Skillfully, defendants have pressed the broader argument that regardless of, or assuming, plaintiffs' factual allegations, the theories of plaintiffs' complaint do not meet the general test of derivative claims.
Defendants place particular emphasis on whether the relief sought is relief which would inure directly to the corporation (a derivative action) or whether the relief would go directly to the stockholder (a personal or primary action).
Plaintiffs, it is argued, are merely minority stockholders who do not object to the challenged transaction except insofar as they may not receive as much for their individual shares as they would hope to.
The relief they propose is not that the corporation be returned to its full operating capacity, but rather that they receive more, personally, for their stock.
Plaintiffs, on the contrary, maintain that the test of whether an action is derivative or primary is not phrased in terms of the relief sought but turns on whether the injury to be redressed is one to the corporation or to the individual stockholder.
Moreover, they argue, their statements as to relief were merely suggestions and that they favor any form of relief which will compensate the injuries.
Both statements of the test are partially correct. A review of the authorities indicates that courts have wide discretion in interpreting whether a complaint states a derivative or primary action.
The tests suggested by scholars and variously applied by other courts have been stated as broadly as: whether the injury is to the corporation directly,
or to the stockholder personally;
whether the injury results from the breach of a duty owed to the corporation or to the stockholder personally;
and whether the relief sought would go to the corporation directly or to the individual stockholder.
To be useful, therefore, these general statements must necessarily be supplemented by the results of cases.
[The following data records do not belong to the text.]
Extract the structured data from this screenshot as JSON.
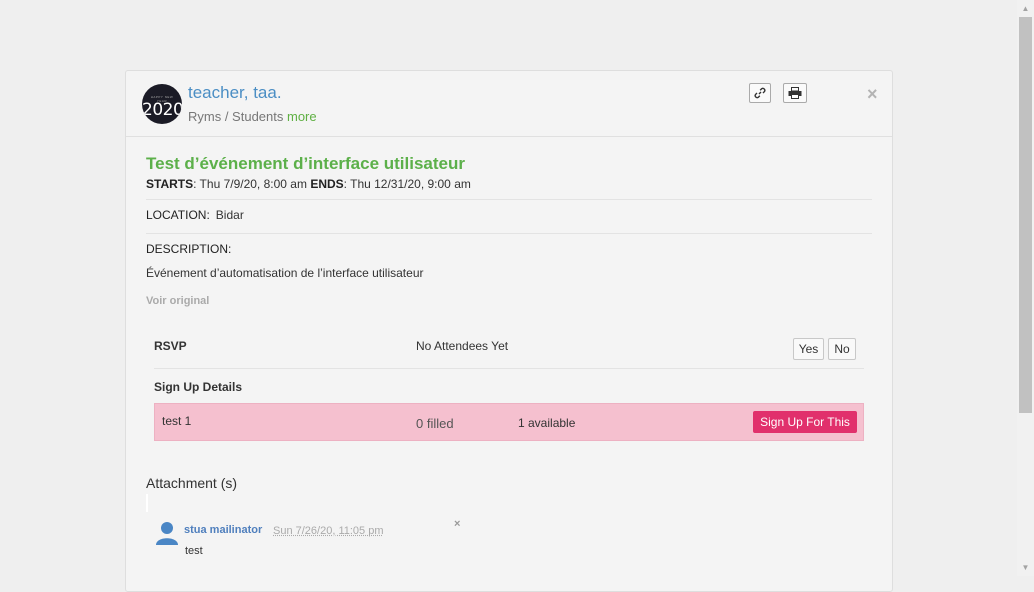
{
  "header": {
    "avatar_year": "2020",
    "avatar_tagline": "HAPPY NEW YEAR",
    "title": "teacher, taa.",
    "sub_path": "Ryms / Students",
    "sub_more": "more",
    "close": "×"
  },
  "event": {
    "title": "Test d’événement d’interface utilisateur",
    "starts_label": "STARTS",
    "starts_value": ": Thu 7/9/20, 8:00 am",
    "ends_label": "ENDS",
    "ends_value": ": Thu 12/31/20, 9:00 am",
    "location_label": "LOCATION:",
    "location_value": "Bidar",
    "description_label": "DESCRIPTION:",
    "description_text": "Événement d’automatisation de l’interface utilisateur",
    "voir_original": "Voir original"
  },
  "rsvp": {
    "label": "RSVP",
    "status": "No Attendees Yet",
    "yes": "Yes",
    "no": "No"
  },
  "signup": {
    "label": "Sign Up Details",
    "rows": [
      {
        "name": "test 1",
        "filled": "0 filled",
        "available": "1 available",
        "button": "Sign Up For This"
      }
    ]
  },
  "attachments": {
    "title": "Attachment (s)"
  },
  "comment": {
    "author": "stua mailinator",
    "time": "Sun 7/26/20, 11:05 pm",
    "close": "×",
    "text": "test"
  },
  "colors": {
    "accent_green": "#5cb04a",
    "link_blue": "#4b8ec4",
    "signup_row_bg": "#f5c0cf",
    "signup_button": "#e1306c"
  },
  "icons": [
    "link-icon",
    "print-icon",
    "close-icon",
    "user-icon"
  ]
}
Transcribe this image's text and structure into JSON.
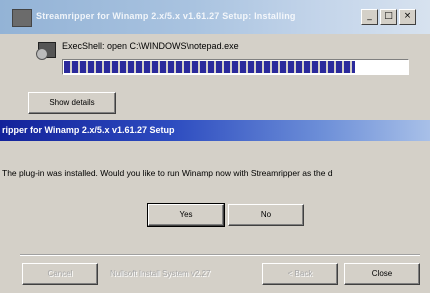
{
  "installer": {
    "title": "Streamripper for Winamp 2.x/5.x v1.61.27 Setup: Installing",
    "window_buttons": [
      "_",
      "□",
      "×"
    ],
    "status": "ExecShell: open C:\\WINDOWS\\notepad.exe",
    "progress": 0.85,
    "show_details_label": "Show details",
    "footer": {
      "cancel_label": "Cancel",
      "branding": "Nullsoft Install System v2.27",
      "back_label": "< Back",
      "close_label": "Close"
    }
  },
  "dialog": {
    "title": "ripper for Winamp 2.x/5.x v1.61.27 Setup",
    "message": "The plug-in was installed. Would you like to run Winamp now with Streamripper as the d",
    "yes_label": "Yes",
    "no_label": "No"
  }
}
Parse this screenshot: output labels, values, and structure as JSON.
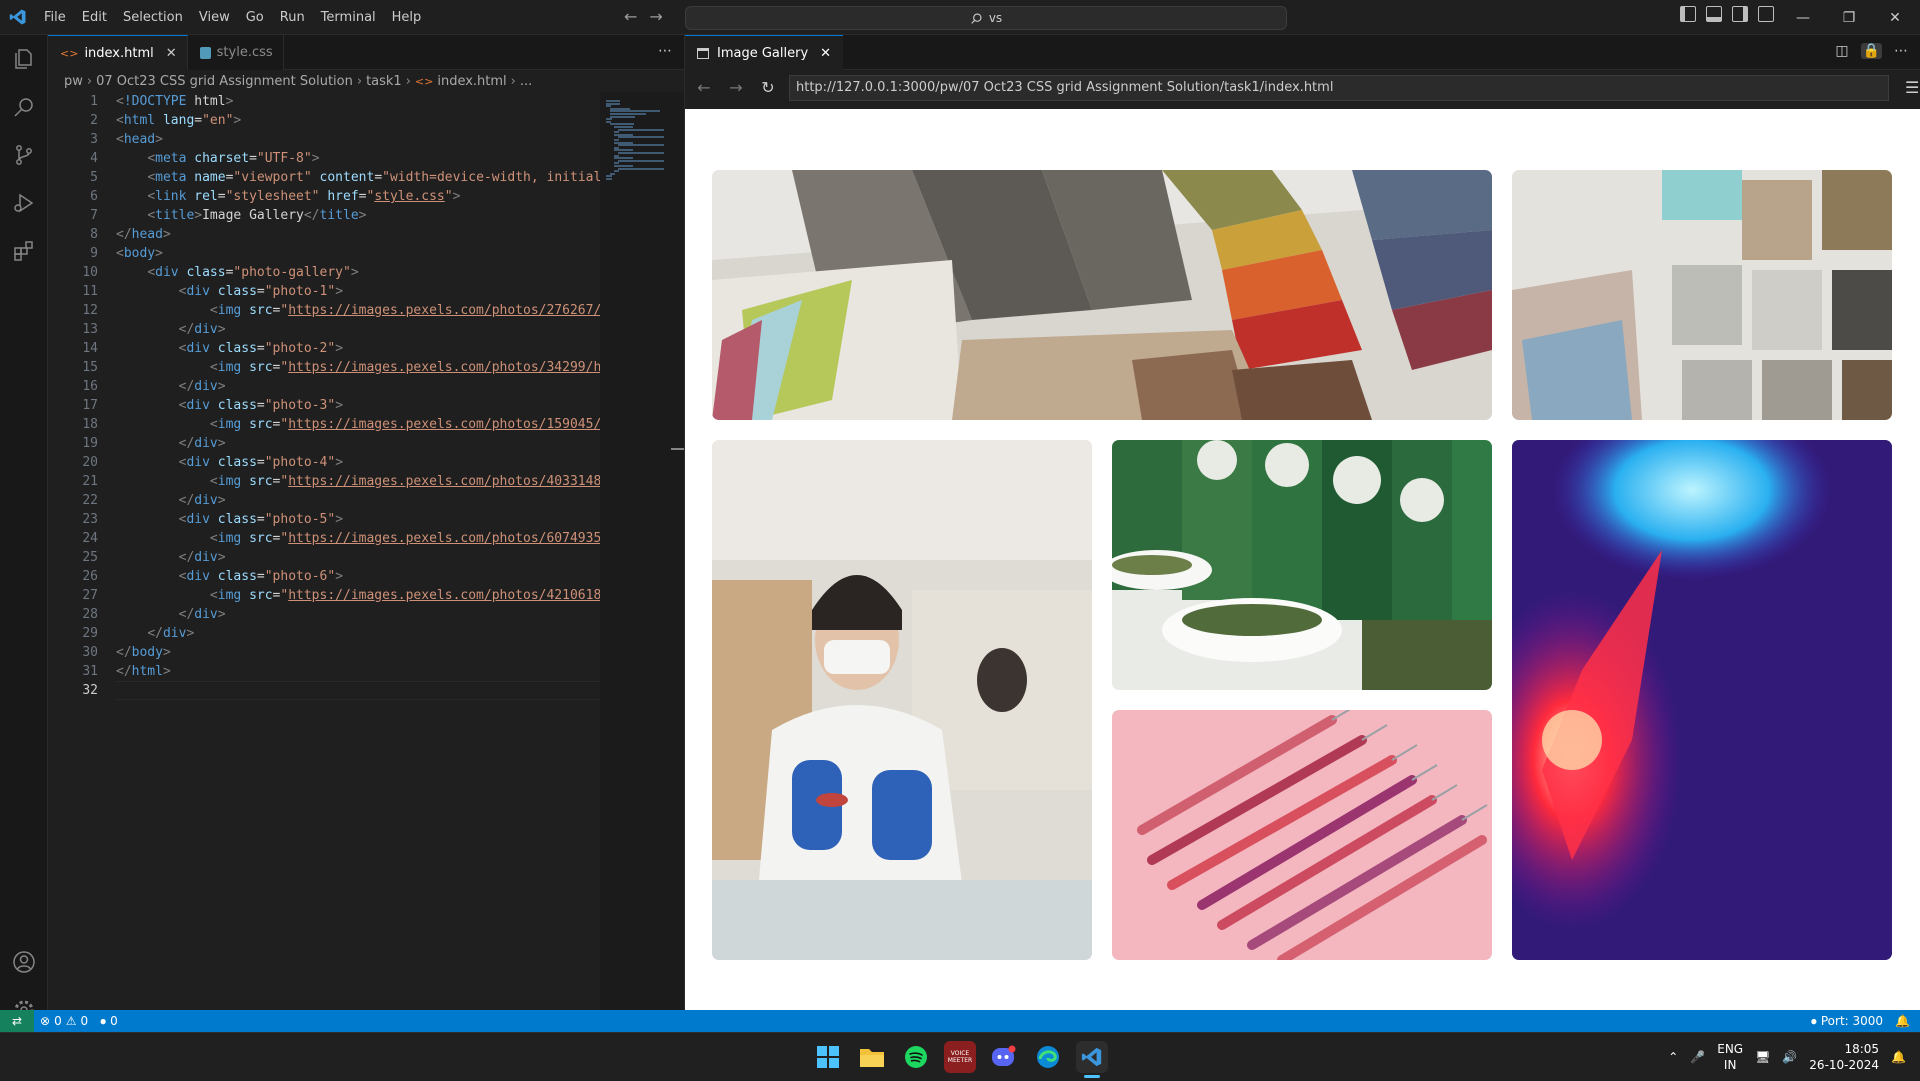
{
  "titlebar": {
    "menu": [
      "File",
      "Edit",
      "Selection",
      "View",
      "Go",
      "Run",
      "Terminal",
      "Help"
    ],
    "search_text": "vs"
  },
  "editor": {
    "tabs": [
      {
        "label": "index.html",
        "active": true
      },
      {
        "label": "style.css",
        "active": false
      }
    ],
    "breadcrumb": [
      "pw",
      "07 Oct23 CSS grid Assignment Solution",
      "task1",
      "index.html",
      "..."
    ],
    "current_line": 32,
    "lines": [
      "<!DOCTYPE html>",
      "<html lang=\"en\">",
      "<head>",
      "    <meta charset=\"UTF-8\">",
      "    <meta name=\"viewport\" content=\"width=device-width, initial-",
      "    <link rel=\"stylesheet\" href=\"style.css\">",
      "    <title>Image Gallery</title>",
      "</head>",
      "<body>",
      "    <div class=\"photo-gallery\">",
      "        <div class=\"photo-1\">",
      "            <img src=\"https://images.pexels.com/photos/276267/p",
      "        </div>",
      "        <div class=\"photo-2\">",
      "            <img src=\"https://images.pexels.com/photos/34299/he",
      "        </div>",
      "        <div class=\"photo-3\">",
      "            <img src=\"https://images.pexels.com/photos/159045/t",
      "        </div>",
      "        <div class=\"photo-4\">",
      "            <img src=\"https://images.pexels.com/photos/4033148/",
      "        </div>",
      "        <div class=\"photo-5\">",
      "            <img src=\"https://images.pexels.com/photos/6074935/",
      "        </div>",
      "        <div class=\"photo-6\">",
      "            <img src=\"https://images.pexels.com/photos/4210618/",
      "        </div>",
      "    </div>",
      "</body>",
      "</html>",
      ""
    ]
  },
  "browser": {
    "tab_label": "Image Gallery",
    "url": "http://127.0.0.1:3000/pw/07 Oct23 CSS grid Assignment Solution/task1/index.html",
    "photos": [
      {
        "name": "photo-1",
        "subject": "fabric swatches"
      },
      {
        "name": "photo-2",
        "subject": "stone tile samples"
      },
      {
        "name": "photo-3",
        "subject": "lab scientist"
      },
      {
        "name": "photo-4",
        "subject": "herb jars"
      },
      {
        "name": "photo-5",
        "subject": "colored lights"
      },
      {
        "name": "photo-6",
        "subject": "syringes"
      }
    ]
  },
  "statusbar": {
    "errors": "0",
    "warnings": "0",
    "ports": "0",
    "port_label": "Port: 3000"
  },
  "taskbar": {
    "lang_line1": "ENG",
    "lang_line2": "IN",
    "time": "18:05",
    "date": "26-10-2024",
    "voicemeeter_label": "VOICE MEETER"
  },
  "colors": {
    "accent": "#0078d4",
    "statusbar": "#007acc",
    "remote": "#16825d"
  }
}
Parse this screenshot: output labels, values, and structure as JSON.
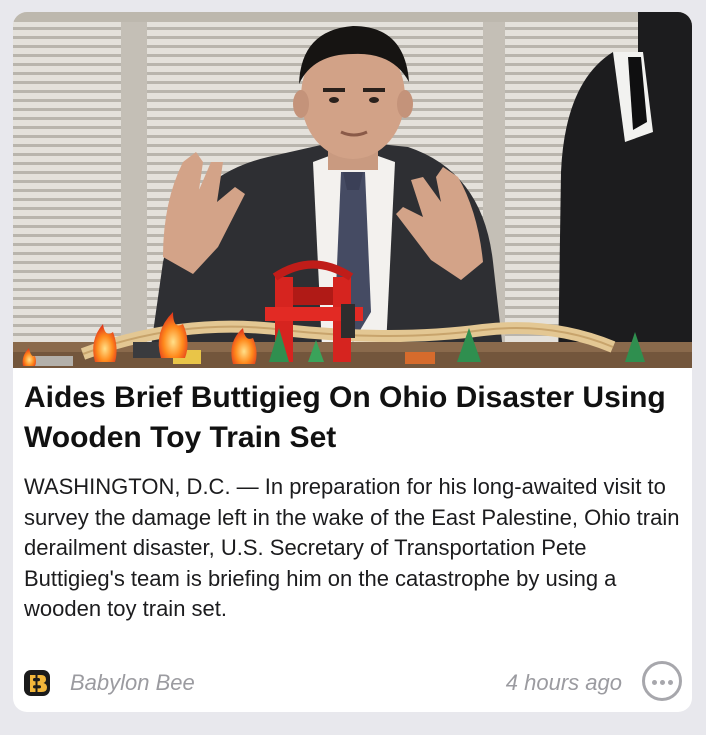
{
  "article": {
    "headline": "Aides Brief Buttigieg On Ohio Disaster Using Wooden Toy Train Set",
    "summary": "WASHINGTON, D.C. — In preparation for his long-awaited visit to survey the damage left in the wake of the East Palestine, Ohio train derailment disaster, U.S. Secretary of Transportation Pete Buttigieg's team is briefing him on the catastrophe by using a wooden toy train set.",
    "image_icon": "photo-man-with-toy-train-set"
  },
  "footer": {
    "source_name": "Babylon Bee",
    "source_icon": "babylon-bee-logo",
    "timestamp": "4 hours ago",
    "more_icon": "ellipsis-circle-icon"
  },
  "colors": {
    "card_background": "#ffffff",
    "page_background": "#e8e8ed",
    "headline_text": "#111111",
    "meta_text": "#9b9ba0"
  }
}
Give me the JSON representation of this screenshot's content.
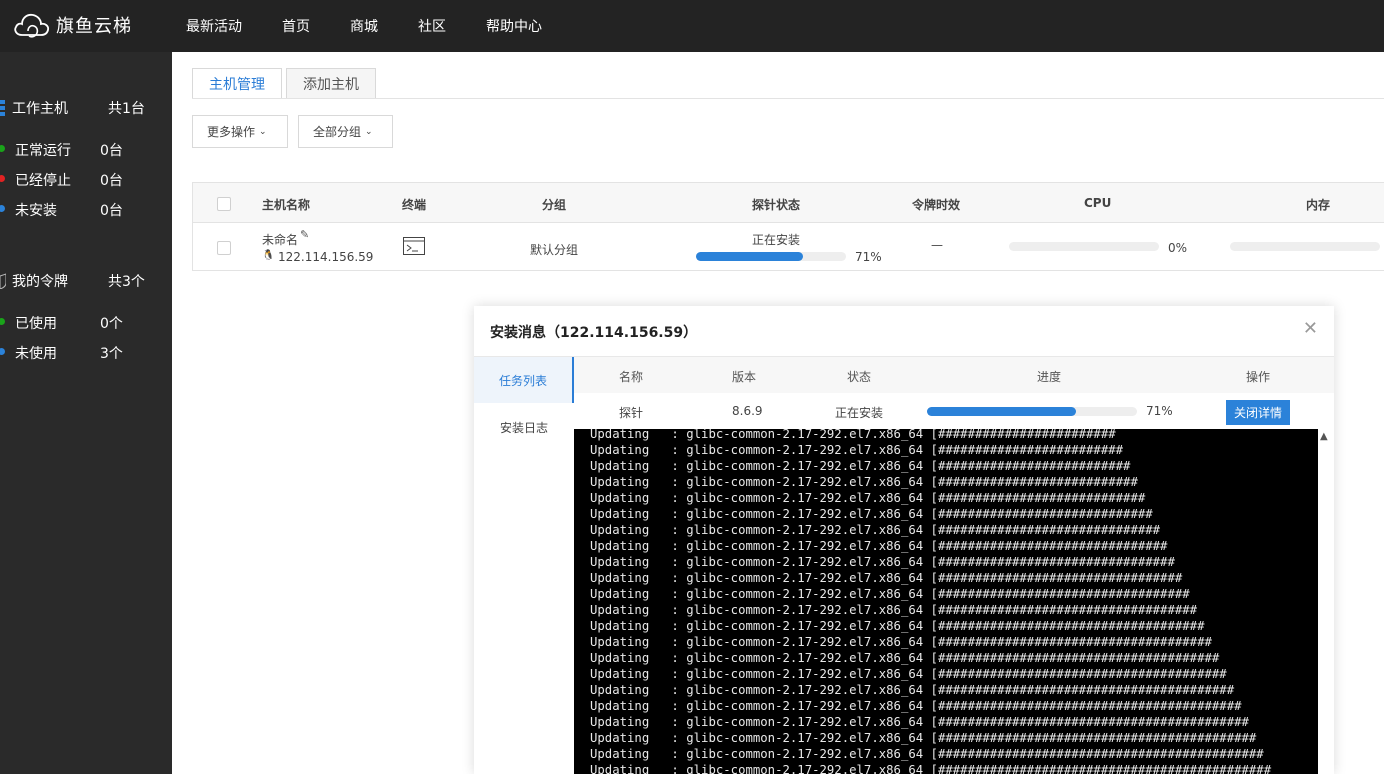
{
  "header": {
    "brand": "旗鱼云梯",
    "nav": [
      "最新活动",
      "首页",
      "商城",
      "社区",
      "帮助中心"
    ]
  },
  "sidebar": {
    "hosts": {
      "label": "工作主机",
      "count": "共1台",
      "items": [
        {
          "label": "正常运行",
          "count": "0台",
          "color": "#1aa31a"
        },
        {
          "label": "已经停止",
          "count": "0台",
          "color": "#e22222"
        },
        {
          "label": "未安装",
          "count": "0台",
          "color": "#2b82d9"
        }
      ]
    },
    "tokens": {
      "label": "我的令牌",
      "count": "共3个",
      "items": [
        {
          "label": "已使用",
          "count": "0个",
          "color": "#1aa31a"
        },
        {
          "label": "未使用",
          "count": "3个",
          "color": "#2b82d9"
        }
      ]
    }
  },
  "tabs": [
    "主机管理",
    "添加主机"
  ],
  "toolbar": {
    "more_ops": "更多操作",
    "all_groups": "全部分组"
  },
  "table": {
    "headers": [
      "主机名称",
      "终端",
      "分组",
      "探针状态",
      "令牌时效",
      "CPU",
      "内存"
    ],
    "row": {
      "name": "未命名",
      "ip": "122.114.156.59",
      "group": "默认分组",
      "probe_status": "正在安装",
      "probe_percent": "71%",
      "probe_progress": 0.71,
      "token_validity": "—",
      "cpu_percent": "0%",
      "cpu_progress": 0
    }
  },
  "modal": {
    "title": "安装消息（122.114.156.59）",
    "side": [
      "任务列表",
      "安装日志"
    ],
    "headers": [
      "名称",
      "版本",
      "状态",
      "进度",
      "操作"
    ],
    "task": {
      "name": "探针",
      "version": "8.6.9",
      "status": "正在安装",
      "percent": "71%",
      "progress": 0.71,
      "action": "关闭详情"
    },
    "log_prefix": "Updating   : glibc-common-2.17-292.el7.x86_64 [",
    "log_hash_counts": [
      24,
      25,
      26,
      27,
      28,
      29,
      30,
      31,
      32,
      33,
      34,
      35,
      36,
      37,
      38,
      39,
      40,
      41,
      42,
      43,
      44,
      45
    ]
  }
}
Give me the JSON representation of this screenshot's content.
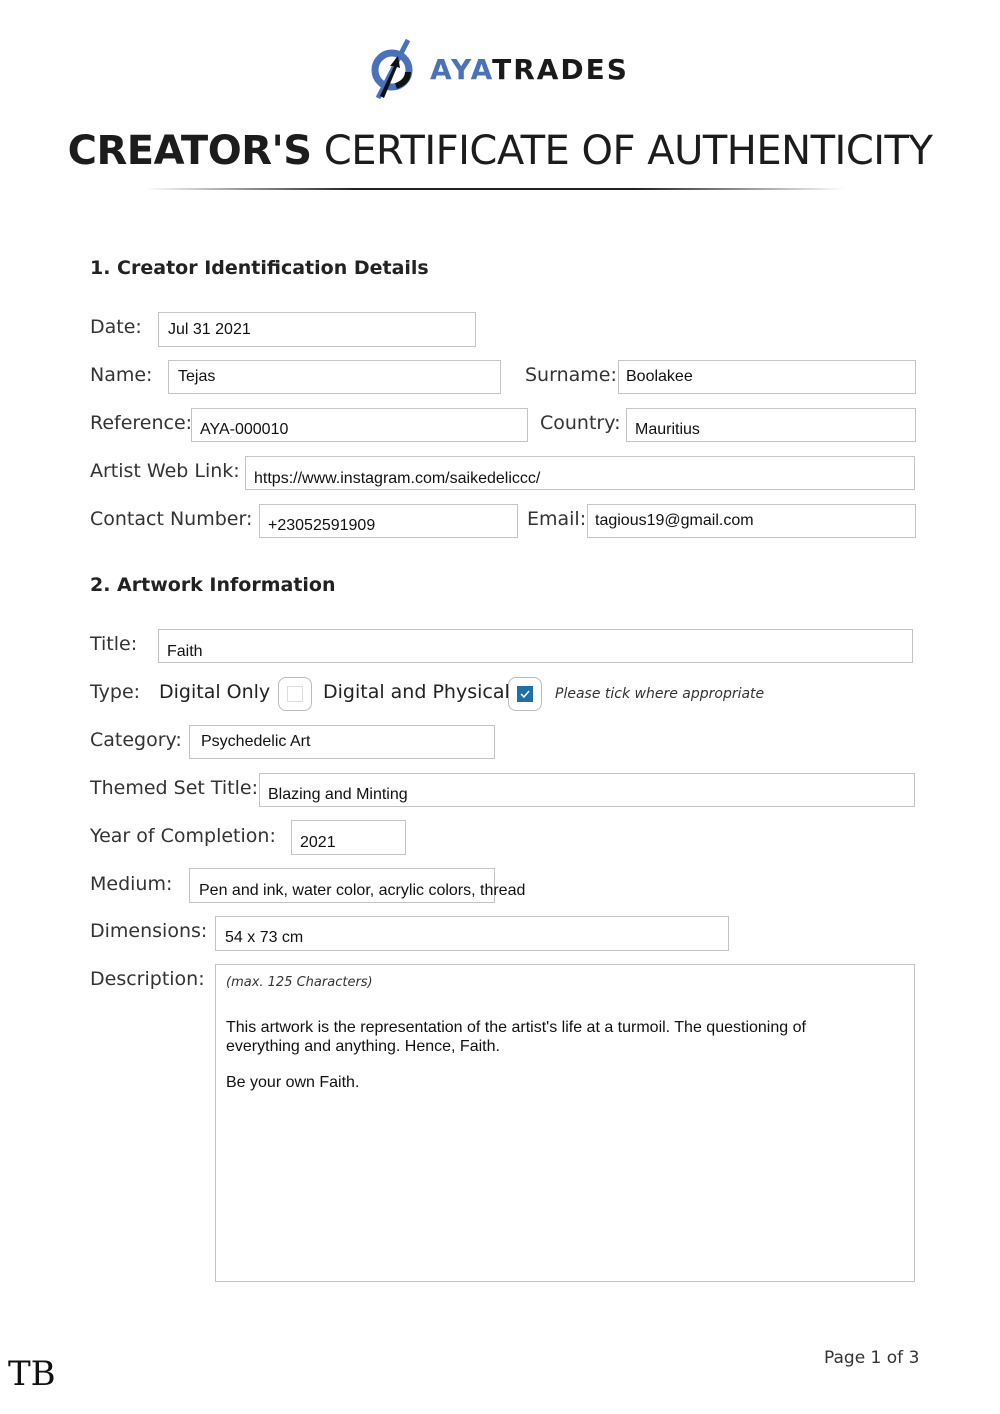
{
  "brand": {
    "name_part1": "AYA",
    "name_part2": "TRADES",
    "accent_color": "#4a72b8",
    "logo_icon": "ayatrades-logo-icon"
  },
  "header": {
    "title_bold": "CREATOR'S",
    "title_light": "CERTIFICATE OF AUTHENTICITY"
  },
  "section1": {
    "heading": "1. Creator Identification Details",
    "fields": {
      "date": {
        "label": "Date:",
        "value": "Jul 31 2021"
      },
      "name": {
        "label": "Name:",
        "value": "Tejas"
      },
      "surname": {
        "label": "Surname:",
        "value": "Boolakee"
      },
      "reference": {
        "label": "Reference:",
        "value": "AYA-000010"
      },
      "country": {
        "label": "Country:",
        "value": "Mauritius"
      },
      "web_link": {
        "label": "Artist Web Link:",
        "value": "https://www.instagram.com/saikedeliccc/"
      },
      "contact": {
        "label": "Contact Number:",
        "value": "+23052591909"
      },
      "email": {
        "label": "Email:",
        "value": "tagious19@gmail.com"
      }
    }
  },
  "section2": {
    "heading": "2. Artwork Information",
    "fields": {
      "title": {
        "label": "Title:",
        "value": "Faith"
      },
      "type": {
        "label": "Type:",
        "options": [
          {
            "label": "Digital Only",
            "checked": false
          },
          {
            "label": "Digital and Physical",
            "checked": true
          }
        ],
        "hint": "Please tick where appropriate"
      },
      "category": {
        "label": "Category:",
        "value": "Psychedelic Art"
      },
      "themed_set": {
        "label": "Themed Set Title:",
        "value": "Blazing and Minting"
      },
      "year": {
        "label": "Year of Completion:",
        "value": "2021"
      },
      "medium": {
        "label": "Medium:",
        "value": "Pen and ink, water color, acrylic colors, thread"
      },
      "dimensions": {
        "label": "Dimensions:",
        "value": "54 x 73 cm"
      },
      "description": {
        "label": "Description:",
        "note": "(max. 125 Characters)",
        "paragraph1": "This artwork is the representation of the artist's life at a turmoil. The questioning of everything and anything. Hence, Faith.",
        "paragraph2": "Be your own Faith."
      }
    }
  },
  "footer": {
    "initials": "TB",
    "page_label": "Page 1 of 3"
  }
}
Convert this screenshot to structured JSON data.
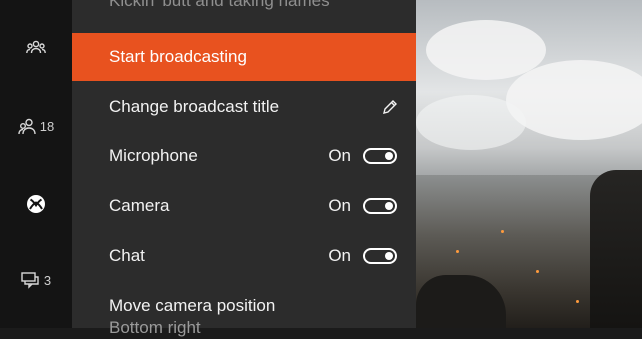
{
  "header": {
    "faded_text": "Kickin' butt and taking names"
  },
  "rail": {
    "items": [
      {
        "icon": "party-icon"
      },
      {
        "icon": "friends-icon",
        "count": "18"
      },
      {
        "icon": "xbox-logo-icon"
      },
      {
        "icon": "messages-icon",
        "count": "3"
      }
    ]
  },
  "menu": {
    "start_broadcasting": "Start broadcasting",
    "change_title": "Change broadcast title",
    "microphone": {
      "label": "Microphone",
      "value": "On"
    },
    "camera": {
      "label": "Camera",
      "value": "On"
    },
    "chat": {
      "label": "Chat",
      "value": "On"
    },
    "move_camera": {
      "label": "Move camera position",
      "value": "Bottom right"
    }
  },
  "colors": {
    "accent": "#e8521f",
    "panel": "#2c2c2c",
    "rail": "#141414"
  }
}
In this connection precedent indicates that it is the existence and implications of "duties" which are the paramount considerations. Thus, it has been held that the same set of facts may give rise to several claims, some of which are personal and some of which are derivative
when there are duties owing both to a corporation and to a stockholder personally.
Similarly, because directors as well as dominant stockholders stand in a fiduciary relationship to the corporation,
derivative suits may be maintained to remedy breaches of the duties arising from those relationships.
Moreover, where a suit is logically derivative in nature but, for instance, the overwhelming majority of the stockholders have also breached a duty perhaps in one of their dual capacities as directors and stockholders, courts have fashioned corporate relief which benefits only the minority, personally.
Thus, focusing on the existence and implications of duties as the keys to proper characterization, considering the available options indicated by the precedents noted above and treating where necessary the facts alleged by the plaintiffs as true, the Court has examined the theories which appear to be asserted by plaintiffs' complaint to determine whether, as a matter of law, and under modern pleading
they may assert derivative causes of action.
In their complaint and motion in opposition to defendants' motion for summary judgment, plaintiffs allege that Director-President Woodson engaged in a course of conduct which necessarily produced a "conflict of interests" and which resulted in damage to EALIC. It is clear that a director owes a fiduciary duty to his corporation because of his position of special trust.
The often quoted standard related by Judge Cardozo is applicable here:
"Many forms of conduct permissible in a workaday world for those acting at arms length, are forbidden to those bound by fiduciary ties. A trustee is held to something stricter than the morals of the market place. Not honestly alone, but the punctilio of an honor most sensitive, is the standard of behavior. As to this there has developed a tradition that is unbending and inveterate. Uncompromising rigidity has been the attitude of courts of equity when petitioned to undermine the rule of undivided loyalty by the 'disintegrating erosion' of particular exceptions."